The study offered some potential “sustainable” design ideas for a future parkade.

“How do you make a parking facility sustainable? It’s quite challenging,” said study consultant Jack Kobayashi.

“One way is that while you improve vehicular access to the downtown area, you improve transit as well,” he said.

One potential design could see the parking structure incorporating a new transit hub, such as a combination parking garage and transit facility being planned for Juneau, Alaska.

Or, the facility could be located outside the downtown core with a regular shuttle connecting commuters with their workplaces, said city planners.

The facility could also be combined with greenery and first-floor retail to alleviate the typical “concrete behemoth” look of parking garages.

Downtown businesses regularly hear of the desperate need to alleviate the parking shortage.

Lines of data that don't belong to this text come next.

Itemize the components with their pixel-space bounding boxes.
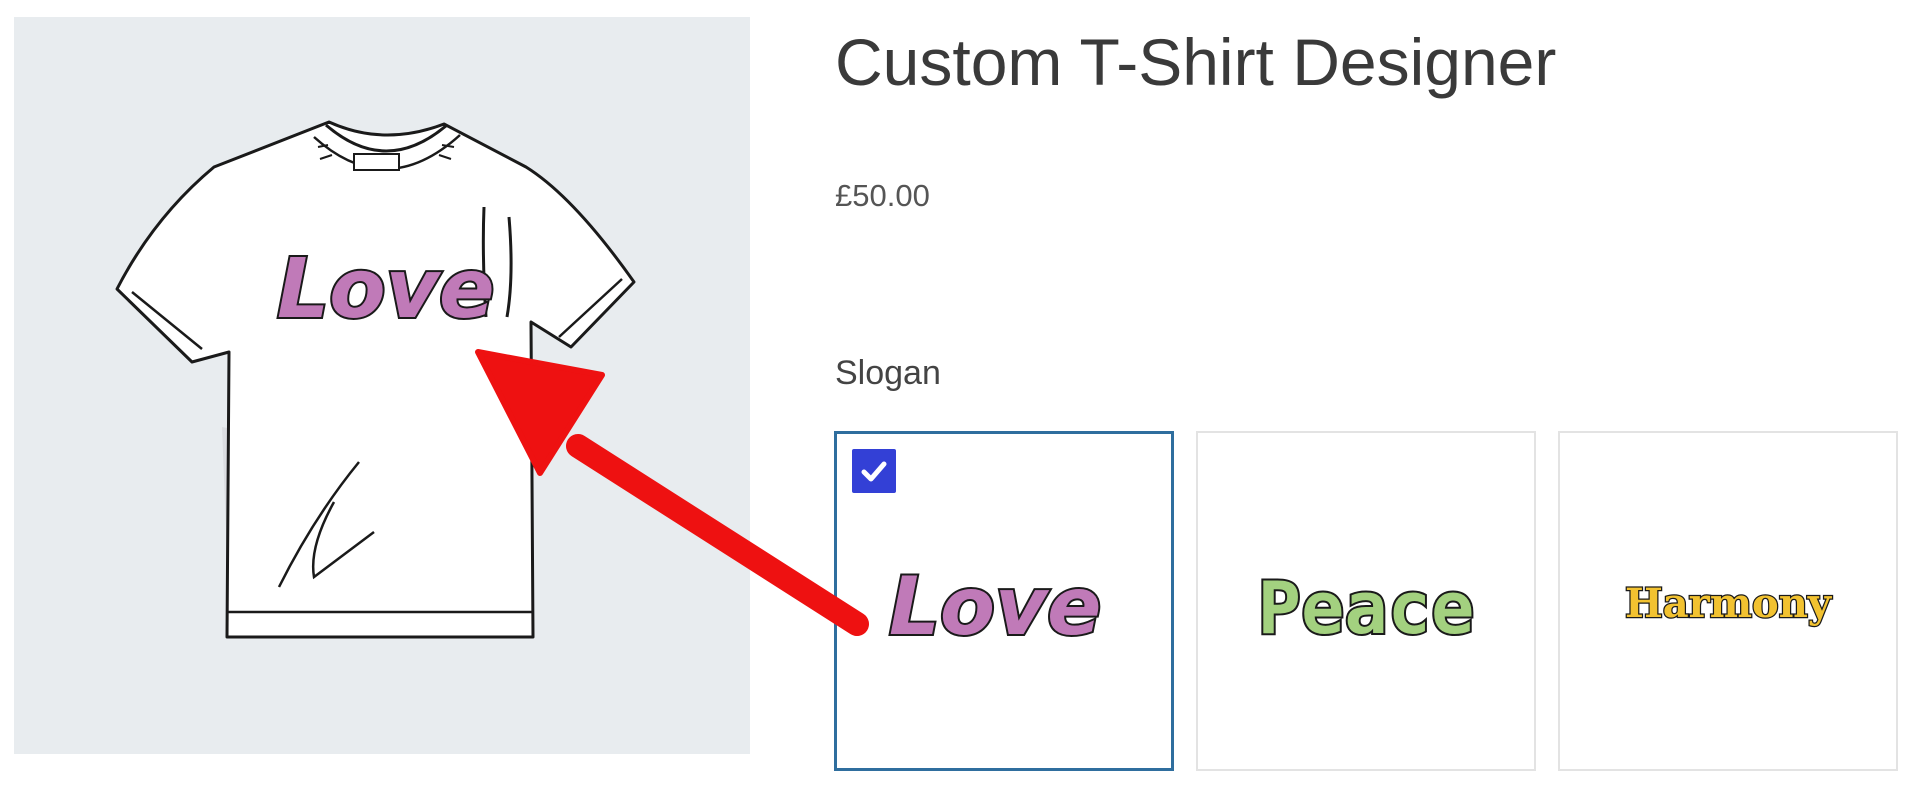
tshirt-illustration: Love: [115, 120, 636, 639]
product-price: £50.00: [835, 178, 930, 213]
slogan-option-label: Harmony: [1625, 580, 1833, 627]
slogan-option-label: Peace: [1258, 566, 1475, 650]
product-preview-image: Love: [14, 17, 750, 754]
slogan-option-label: Love: [889, 560, 1101, 653]
product-title: Custom T-Shirt Designer: [835, 25, 1557, 99]
shirt-slogan-text: Love: [277, 242, 495, 337]
slogan-option-love[interactable]: Love: [834, 431, 1174, 771]
slogan-field-label: Slogan: [835, 354, 941, 392]
slogan-option-peace[interactable]: Peace: [1196, 431, 1536, 771]
slogan-option-harmony[interactable]: Harmony: [1558, 431, 1898, 771]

“Over the past few years, we have gradually been losing parking downtown … and the city is not interested in making parking available unless it can make some money off metered parking,” said Art Webster, owner of North End Gallery.

“I definitely think shoppers are avoiding downtown because of the parking situation,” he said.

The Yukon Conservation Society acknowledged a parking problem.

A parkade would be instrumental in preserving downtown businesses, said a conservation society representative.

However, the society also wishes to see increased municipal focus on public transit.

Initial estimates peg the cost of a 120-car parking facility at $10,500,000.

The study estimates the facility could be paid off over 20 years by revenue from parking and retail rentals.

An overall economic study of the parkade will proceed if council approval is received at Monday’s meeting.

In 1999, a comprehensive proposal for a downtown parkade was rejected by council for economic reasons.